Tied to this question was that of framing. It was claimed that an unclear, poorly defined, or even cynically constructed process could be rendered ineffectual. One participant claimed that if a process lacks a clearly defined output then that is a red flag for it being a flawed or misused process. Another claimed, “if you ask the public a stupid question they’ll give a stupid answer”. A particpant with experience of constitutional reform said in their experience established power will often try and undermine a process to maintain its position. Money was also mentioned as a limiting factor, not only in the funding of a process but also in that it can decide which organisation has the ability to comission a process and, therefore, frame it, set its boundaries, etc. It was claimed that a well designed process could avoid many of these shortcomings but that, nonetheless, we should not expect any one process to produce perfect results and should always seek to refine our methods and models.
- Reform vs change
Many participants accepted that while many of the processes being discussed (i.e., mini-publics) were far from perfect they were nonetheless an improvement on our current options for democratic engagement and so should be championed and expanded if possible. Others (without wholly dismissing this position) claimed that our issues were much more fundamental and required a wider restructuring of society. This was reflected in different approaches that participants took, with some focusing on what government and other institutions can do, whilst others expressed a desire for more bottom-up responses. It was claimed that too often solutions and policy decisions are framed as a technical fix, whereas the issues that need fixing are much deeper and related to how we run our societies more generally. Those expressing sympathies to the top-down side of this divide did not outwardly disagree but stressed that they thought it necessary to achieve concessions and advances in the here-and-now, such as through some of the more modest projects that had been discussed throughout the day. It was claimed that all levels of community organising should be engaging with issues surrounding data.

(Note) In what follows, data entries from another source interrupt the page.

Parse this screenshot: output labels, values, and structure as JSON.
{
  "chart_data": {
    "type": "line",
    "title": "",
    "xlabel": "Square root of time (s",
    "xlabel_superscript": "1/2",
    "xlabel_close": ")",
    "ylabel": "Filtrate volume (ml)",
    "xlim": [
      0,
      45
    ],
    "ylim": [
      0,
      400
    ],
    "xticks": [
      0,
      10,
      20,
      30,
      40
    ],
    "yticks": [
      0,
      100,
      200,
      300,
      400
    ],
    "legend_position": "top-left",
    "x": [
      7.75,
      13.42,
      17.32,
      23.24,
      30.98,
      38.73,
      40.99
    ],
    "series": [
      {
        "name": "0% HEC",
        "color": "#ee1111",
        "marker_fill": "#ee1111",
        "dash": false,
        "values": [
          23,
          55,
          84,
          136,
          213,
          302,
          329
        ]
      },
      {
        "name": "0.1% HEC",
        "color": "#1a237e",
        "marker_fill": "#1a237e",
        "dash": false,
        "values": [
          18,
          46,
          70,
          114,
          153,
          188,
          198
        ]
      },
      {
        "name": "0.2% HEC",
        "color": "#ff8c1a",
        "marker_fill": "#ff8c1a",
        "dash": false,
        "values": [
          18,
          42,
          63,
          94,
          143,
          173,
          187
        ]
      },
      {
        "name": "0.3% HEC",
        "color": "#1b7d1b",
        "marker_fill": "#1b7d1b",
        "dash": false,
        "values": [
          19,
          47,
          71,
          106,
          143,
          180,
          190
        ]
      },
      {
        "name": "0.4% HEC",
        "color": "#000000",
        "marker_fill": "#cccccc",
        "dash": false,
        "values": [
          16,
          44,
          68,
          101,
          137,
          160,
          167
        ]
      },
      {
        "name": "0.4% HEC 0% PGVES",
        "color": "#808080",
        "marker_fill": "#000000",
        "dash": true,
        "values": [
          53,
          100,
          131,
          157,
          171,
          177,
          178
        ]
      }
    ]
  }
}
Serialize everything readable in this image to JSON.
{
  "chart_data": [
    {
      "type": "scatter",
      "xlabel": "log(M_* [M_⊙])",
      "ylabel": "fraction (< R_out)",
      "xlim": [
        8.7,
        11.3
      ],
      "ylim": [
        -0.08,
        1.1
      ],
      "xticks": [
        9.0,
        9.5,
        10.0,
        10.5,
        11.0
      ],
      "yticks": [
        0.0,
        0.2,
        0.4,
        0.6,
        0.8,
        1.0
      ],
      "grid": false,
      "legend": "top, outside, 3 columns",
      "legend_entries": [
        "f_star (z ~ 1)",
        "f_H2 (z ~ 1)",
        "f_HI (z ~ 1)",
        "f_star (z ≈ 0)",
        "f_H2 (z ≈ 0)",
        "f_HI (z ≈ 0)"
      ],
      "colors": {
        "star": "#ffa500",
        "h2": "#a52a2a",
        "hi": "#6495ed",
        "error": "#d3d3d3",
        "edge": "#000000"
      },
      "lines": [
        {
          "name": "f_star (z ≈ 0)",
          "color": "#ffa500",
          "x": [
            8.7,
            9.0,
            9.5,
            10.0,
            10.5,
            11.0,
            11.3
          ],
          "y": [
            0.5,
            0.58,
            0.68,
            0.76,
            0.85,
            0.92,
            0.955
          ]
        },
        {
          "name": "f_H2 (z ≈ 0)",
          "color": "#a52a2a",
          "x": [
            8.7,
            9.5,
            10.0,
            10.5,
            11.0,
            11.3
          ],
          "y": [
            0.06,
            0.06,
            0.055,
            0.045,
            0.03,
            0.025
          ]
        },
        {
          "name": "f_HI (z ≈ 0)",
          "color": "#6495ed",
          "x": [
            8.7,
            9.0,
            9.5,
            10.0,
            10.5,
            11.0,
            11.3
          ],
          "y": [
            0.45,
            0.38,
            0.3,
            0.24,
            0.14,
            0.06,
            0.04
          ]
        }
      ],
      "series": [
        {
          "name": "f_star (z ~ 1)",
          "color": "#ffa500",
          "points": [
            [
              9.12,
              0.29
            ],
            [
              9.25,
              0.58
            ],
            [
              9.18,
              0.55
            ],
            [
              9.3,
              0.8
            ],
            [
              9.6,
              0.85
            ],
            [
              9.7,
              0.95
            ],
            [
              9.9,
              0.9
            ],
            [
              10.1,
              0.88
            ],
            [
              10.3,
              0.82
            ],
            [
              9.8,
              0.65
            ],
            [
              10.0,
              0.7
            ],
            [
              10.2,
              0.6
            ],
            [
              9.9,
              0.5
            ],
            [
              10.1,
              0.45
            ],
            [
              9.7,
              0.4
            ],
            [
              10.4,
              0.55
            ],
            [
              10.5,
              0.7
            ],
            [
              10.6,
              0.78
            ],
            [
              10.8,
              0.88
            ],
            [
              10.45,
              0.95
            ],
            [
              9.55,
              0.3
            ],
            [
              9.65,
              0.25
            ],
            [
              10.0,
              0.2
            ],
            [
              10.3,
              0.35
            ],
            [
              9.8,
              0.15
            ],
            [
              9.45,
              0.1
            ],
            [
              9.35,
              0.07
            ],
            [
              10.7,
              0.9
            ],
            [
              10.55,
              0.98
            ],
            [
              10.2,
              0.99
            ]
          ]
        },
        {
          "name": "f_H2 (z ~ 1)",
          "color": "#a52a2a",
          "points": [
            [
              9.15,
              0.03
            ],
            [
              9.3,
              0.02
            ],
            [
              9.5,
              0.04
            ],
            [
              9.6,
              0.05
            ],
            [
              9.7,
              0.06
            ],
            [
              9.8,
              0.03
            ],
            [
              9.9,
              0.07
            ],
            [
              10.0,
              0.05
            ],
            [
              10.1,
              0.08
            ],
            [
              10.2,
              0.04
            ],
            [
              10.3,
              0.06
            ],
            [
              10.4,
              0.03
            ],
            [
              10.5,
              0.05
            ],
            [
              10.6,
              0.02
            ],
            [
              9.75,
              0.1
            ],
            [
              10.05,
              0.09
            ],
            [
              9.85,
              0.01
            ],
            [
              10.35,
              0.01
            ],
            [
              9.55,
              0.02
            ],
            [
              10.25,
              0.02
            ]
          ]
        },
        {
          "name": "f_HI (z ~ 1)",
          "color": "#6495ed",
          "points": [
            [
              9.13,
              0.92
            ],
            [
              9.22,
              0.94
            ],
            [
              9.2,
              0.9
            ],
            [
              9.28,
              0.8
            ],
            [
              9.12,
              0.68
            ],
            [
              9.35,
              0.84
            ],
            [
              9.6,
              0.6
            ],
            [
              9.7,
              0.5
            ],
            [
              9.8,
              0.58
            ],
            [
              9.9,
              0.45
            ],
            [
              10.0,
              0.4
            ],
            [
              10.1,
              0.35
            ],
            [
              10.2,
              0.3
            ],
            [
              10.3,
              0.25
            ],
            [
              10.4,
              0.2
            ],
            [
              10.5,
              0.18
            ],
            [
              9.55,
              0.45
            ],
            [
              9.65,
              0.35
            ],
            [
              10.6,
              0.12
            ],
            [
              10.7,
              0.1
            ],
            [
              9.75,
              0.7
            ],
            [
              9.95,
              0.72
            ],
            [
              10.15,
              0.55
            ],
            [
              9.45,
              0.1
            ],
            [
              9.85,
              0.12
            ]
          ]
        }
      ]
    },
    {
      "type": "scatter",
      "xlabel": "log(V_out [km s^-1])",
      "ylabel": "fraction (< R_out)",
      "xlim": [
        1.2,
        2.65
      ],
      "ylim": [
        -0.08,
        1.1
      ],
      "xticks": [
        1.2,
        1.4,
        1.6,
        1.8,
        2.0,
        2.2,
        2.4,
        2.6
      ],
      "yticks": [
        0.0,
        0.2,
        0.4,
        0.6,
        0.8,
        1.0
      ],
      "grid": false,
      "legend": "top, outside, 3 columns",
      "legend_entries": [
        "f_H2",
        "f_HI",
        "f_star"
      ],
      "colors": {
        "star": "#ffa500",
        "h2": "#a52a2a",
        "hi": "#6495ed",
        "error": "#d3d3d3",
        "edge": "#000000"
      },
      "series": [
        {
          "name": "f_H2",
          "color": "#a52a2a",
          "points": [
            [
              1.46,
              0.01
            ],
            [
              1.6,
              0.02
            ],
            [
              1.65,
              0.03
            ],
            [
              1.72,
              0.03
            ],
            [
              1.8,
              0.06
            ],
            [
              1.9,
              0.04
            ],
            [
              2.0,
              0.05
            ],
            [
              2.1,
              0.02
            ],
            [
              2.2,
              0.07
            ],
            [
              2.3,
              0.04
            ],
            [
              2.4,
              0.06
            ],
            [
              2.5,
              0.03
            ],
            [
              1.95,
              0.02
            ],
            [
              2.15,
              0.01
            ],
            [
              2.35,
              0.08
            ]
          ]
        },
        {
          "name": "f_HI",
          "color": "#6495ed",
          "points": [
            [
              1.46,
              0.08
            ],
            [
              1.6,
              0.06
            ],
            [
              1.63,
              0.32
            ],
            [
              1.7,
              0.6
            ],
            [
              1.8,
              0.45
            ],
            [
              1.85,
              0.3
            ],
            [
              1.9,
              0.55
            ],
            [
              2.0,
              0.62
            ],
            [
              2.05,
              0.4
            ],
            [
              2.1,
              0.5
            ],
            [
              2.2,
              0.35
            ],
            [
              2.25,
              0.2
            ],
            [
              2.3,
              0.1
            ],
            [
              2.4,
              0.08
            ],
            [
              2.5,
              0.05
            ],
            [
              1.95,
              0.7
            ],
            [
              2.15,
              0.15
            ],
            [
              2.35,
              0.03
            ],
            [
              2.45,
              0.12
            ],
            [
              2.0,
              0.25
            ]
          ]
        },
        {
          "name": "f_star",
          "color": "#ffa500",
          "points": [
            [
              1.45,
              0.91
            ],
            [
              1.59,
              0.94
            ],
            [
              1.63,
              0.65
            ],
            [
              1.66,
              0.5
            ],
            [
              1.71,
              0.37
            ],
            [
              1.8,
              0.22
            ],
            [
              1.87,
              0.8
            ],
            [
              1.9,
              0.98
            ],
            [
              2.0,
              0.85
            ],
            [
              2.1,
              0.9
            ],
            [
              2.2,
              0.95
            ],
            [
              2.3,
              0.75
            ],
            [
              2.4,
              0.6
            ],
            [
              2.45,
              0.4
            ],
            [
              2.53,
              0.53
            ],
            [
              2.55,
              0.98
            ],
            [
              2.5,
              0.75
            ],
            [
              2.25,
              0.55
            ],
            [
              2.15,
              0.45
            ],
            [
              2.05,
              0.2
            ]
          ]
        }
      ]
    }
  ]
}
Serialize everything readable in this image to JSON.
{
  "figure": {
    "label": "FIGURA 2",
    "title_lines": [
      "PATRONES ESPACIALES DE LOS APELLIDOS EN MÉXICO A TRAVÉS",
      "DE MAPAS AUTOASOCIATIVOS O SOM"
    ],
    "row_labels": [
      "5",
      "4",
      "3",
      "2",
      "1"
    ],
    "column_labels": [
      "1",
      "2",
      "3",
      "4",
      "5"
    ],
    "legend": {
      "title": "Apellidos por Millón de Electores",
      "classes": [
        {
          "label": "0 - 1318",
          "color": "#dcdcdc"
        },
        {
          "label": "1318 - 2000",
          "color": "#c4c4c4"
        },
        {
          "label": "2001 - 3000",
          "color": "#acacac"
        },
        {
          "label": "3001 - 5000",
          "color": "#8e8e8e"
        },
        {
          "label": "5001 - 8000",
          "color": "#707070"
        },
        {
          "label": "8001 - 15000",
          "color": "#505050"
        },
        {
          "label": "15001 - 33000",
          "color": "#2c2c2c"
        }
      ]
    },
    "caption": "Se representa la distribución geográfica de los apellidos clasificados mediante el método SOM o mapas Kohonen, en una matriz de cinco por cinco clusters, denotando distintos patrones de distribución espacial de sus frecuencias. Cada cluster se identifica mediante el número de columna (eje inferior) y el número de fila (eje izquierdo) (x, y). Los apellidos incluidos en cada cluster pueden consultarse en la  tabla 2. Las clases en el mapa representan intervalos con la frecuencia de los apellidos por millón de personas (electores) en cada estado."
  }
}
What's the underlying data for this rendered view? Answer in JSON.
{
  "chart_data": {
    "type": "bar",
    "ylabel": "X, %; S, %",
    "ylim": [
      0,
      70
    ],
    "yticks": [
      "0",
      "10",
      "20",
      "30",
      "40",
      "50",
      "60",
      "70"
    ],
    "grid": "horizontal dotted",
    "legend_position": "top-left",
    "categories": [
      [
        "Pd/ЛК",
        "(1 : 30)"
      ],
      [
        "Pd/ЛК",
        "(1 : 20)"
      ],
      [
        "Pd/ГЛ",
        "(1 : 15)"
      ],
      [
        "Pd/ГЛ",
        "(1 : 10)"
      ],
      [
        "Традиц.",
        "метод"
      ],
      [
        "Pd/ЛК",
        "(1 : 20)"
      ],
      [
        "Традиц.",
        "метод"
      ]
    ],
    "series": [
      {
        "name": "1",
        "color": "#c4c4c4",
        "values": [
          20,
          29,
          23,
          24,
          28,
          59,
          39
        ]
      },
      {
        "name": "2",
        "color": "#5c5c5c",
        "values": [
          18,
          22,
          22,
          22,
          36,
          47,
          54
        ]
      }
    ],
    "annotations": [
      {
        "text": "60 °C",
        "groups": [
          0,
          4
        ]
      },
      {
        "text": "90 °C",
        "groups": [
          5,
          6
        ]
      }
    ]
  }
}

- Public knowledge and willingness to engage
A recurring issue raised was the difficulty of engaging with the public. A government attendee framed it as a lack of willingness on the part of the public to engage. It was pointed out that it is difficult to get media coverage on an engagement exercise, perpetuating a lack of public knowledge, a catalyst for engagement. Participants noted that civil society and community groups need to be involved more directly. It was suggested that people’s lack of knowledge about an opportunity to engage with institutions may not be the only bottleneck, but people might not be aware of the importance of the issue being engaged on. Technological issues can seem very distant and alienating, it was claimed, and this is a barrier to engagement. A novel suggestion was to invert the dynamic, such as running a “reverse citizen’s jury” where lay members of the public give their opinion as citizens to experts in fields such as data and artificial intelligence. The importance of nuanced and detailed discussion was raised (with Brexit raised as the model of public discourse to avoid).